We can see that our k could be 3 or 7. Let's choose 7.


In [30]:
centroids, _ = kmeans(df_without_stop, 7)
idx3, _ = vq(df, centroids)
clusters = {}
for i, cluster in enumerate(idx3):
    if cluster in clusters:
        clusters[cluster].append(df_without_stop.iloc[i].name)
    else:
        clusters[cluster] = [df_without_stop.iloc[i].name]
clusters


Out[30]:
{1: ['METAMORPHOSIS', 'SIDDHARTHA', 'THE ILIAD OF HOMER'],
 5: ["A DOLL'S HOUSE",
  'CAPTIVITY AND RESTORATION',
  'DRACULA',
  'EMMA',
  "GRIMMS' FAIRY TALES",
  'HOW TO ANALYZE PEOPLE ON SIGHT',
  'HUCKLEBERRY FINN',
  'JANE EYRE',
  'LEAVES OF GRASS',
  'STORY OF MY LIFE',
  'THE IMPORTANCE OF BEING EARNEST',
  'THE PRINCE',
  'THE REPUBLIC',
  'THE YELLOW WALLPAPER',
  'THREE MEN IN A BOAT',
  'WUTHERING HEIGHTS'],
 6: ['A MODEST PROPOSAL',
  'A TALE OF TWO CITIES',
  "ALICE'S ADVENTURES IN WONDERLAND",
  'BEOWULF',
  'DUBLINERS',
  'FRANKENSTEIN',
  'FREDERICK DOUGLASS',
  'GREAT EXPECTATIONS',
  "GULLIVER'S TRAVELS",
  'HEART OF DARKNESS',
  'LES MISERABLES',
  'MANON LESCAUT',
  'MOBY DICK; OR THE WHALE',
  'PETER PAN',
  'PRIDE AND PREJUDICE',
  'SENSE AND SENSIBILITY',
  'STEAM, ITS GENERATION AND USE',
  'THE ADVENTURES OF SHERLOCK HOLMES',
  'THE AWAKENING AND SELECTED',
  'THE COUNT OF MONTE CRISTO',
  'THE DIVINE COMEDY, COMPLETE',
  'THE GIRL NEXT DOOR',
  'THE KAMA SUTRA OF VATSYAYANA',
  'THE LEGEND OF SLEEPY HOLLOW',
  'THE MYSTERIOUS AFFAIR AT STYLES',
  'THE PICTURE OF DORIAN GRAY',
  'THE ROMANCE OF LUST',
  'TOM SAWYER',
  'TREASURE ISLAND',
  'ULYSSES',
  'WAR AND PEACE']}

In [33]:
m2 = PCA(df_without_stop)

fig, _ = plt.subplots()

for i in range(len(idx3)):
    plt.plot(m2.Y[idx3==i, 0], m2.Y[idx3==i, 1], "o", alpha=.75)
    
for index, (x, y) in enumerate(zip(m2.Y[:, 0], m2.Y[:, 1])):
    plt.text(x, y, df_without_stop.index[index])
    
fig.set_size_inches(36,40)
plt.show()



In [32]:
m2.sigma.sort_values()[-2:]


Out[32]:
man    0.039617
mr     0.049177
dtype: float64

We can see that man and mr are the most important words in this set.

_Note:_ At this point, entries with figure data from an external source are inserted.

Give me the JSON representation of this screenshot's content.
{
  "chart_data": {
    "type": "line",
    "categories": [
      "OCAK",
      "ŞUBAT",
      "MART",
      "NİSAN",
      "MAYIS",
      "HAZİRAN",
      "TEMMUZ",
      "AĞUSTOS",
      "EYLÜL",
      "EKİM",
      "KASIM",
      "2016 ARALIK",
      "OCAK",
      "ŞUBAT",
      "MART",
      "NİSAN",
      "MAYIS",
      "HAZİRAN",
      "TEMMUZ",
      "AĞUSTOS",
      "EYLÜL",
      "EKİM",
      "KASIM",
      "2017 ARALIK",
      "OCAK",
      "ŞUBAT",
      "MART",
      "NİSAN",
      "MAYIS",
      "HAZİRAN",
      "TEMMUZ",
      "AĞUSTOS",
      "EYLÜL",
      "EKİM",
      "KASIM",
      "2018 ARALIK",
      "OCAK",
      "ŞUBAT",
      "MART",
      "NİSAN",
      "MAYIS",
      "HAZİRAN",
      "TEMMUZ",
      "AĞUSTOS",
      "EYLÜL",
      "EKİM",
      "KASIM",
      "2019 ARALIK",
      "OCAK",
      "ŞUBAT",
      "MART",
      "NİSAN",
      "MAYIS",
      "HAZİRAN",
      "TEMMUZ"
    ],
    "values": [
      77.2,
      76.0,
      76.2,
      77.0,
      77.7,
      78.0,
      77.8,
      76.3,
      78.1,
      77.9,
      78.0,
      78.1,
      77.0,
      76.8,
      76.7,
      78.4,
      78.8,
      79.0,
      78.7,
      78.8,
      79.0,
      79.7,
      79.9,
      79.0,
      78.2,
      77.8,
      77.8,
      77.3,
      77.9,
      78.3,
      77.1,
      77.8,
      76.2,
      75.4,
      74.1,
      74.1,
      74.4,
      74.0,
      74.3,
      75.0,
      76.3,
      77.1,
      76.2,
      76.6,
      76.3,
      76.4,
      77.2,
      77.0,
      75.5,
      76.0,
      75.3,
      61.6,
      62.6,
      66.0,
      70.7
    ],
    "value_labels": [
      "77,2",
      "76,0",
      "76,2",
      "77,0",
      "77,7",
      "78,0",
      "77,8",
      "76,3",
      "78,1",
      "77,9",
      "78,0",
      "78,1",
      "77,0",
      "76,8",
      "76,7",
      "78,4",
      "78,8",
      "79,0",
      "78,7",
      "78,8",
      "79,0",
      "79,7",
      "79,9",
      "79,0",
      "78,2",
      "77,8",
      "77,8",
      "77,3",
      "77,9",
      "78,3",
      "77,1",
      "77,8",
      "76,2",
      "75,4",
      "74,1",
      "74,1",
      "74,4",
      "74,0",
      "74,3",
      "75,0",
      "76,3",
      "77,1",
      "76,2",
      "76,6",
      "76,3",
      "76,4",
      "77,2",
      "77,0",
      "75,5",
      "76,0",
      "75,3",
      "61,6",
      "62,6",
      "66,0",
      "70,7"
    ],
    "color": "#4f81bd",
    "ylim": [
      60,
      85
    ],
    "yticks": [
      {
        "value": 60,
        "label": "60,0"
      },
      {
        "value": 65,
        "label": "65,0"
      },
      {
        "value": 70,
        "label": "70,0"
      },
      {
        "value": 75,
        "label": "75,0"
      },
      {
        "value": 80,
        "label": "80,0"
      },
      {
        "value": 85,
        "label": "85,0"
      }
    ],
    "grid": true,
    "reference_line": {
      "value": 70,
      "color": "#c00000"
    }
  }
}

This seems to signify male-dominated stories and characters. This makes sense given that historically stories typically focus on men.

Conclusion

We can see that books' words cluster based on year and genre. In addition, we found an interesting finding without stop words that this specific data set is male-dominated.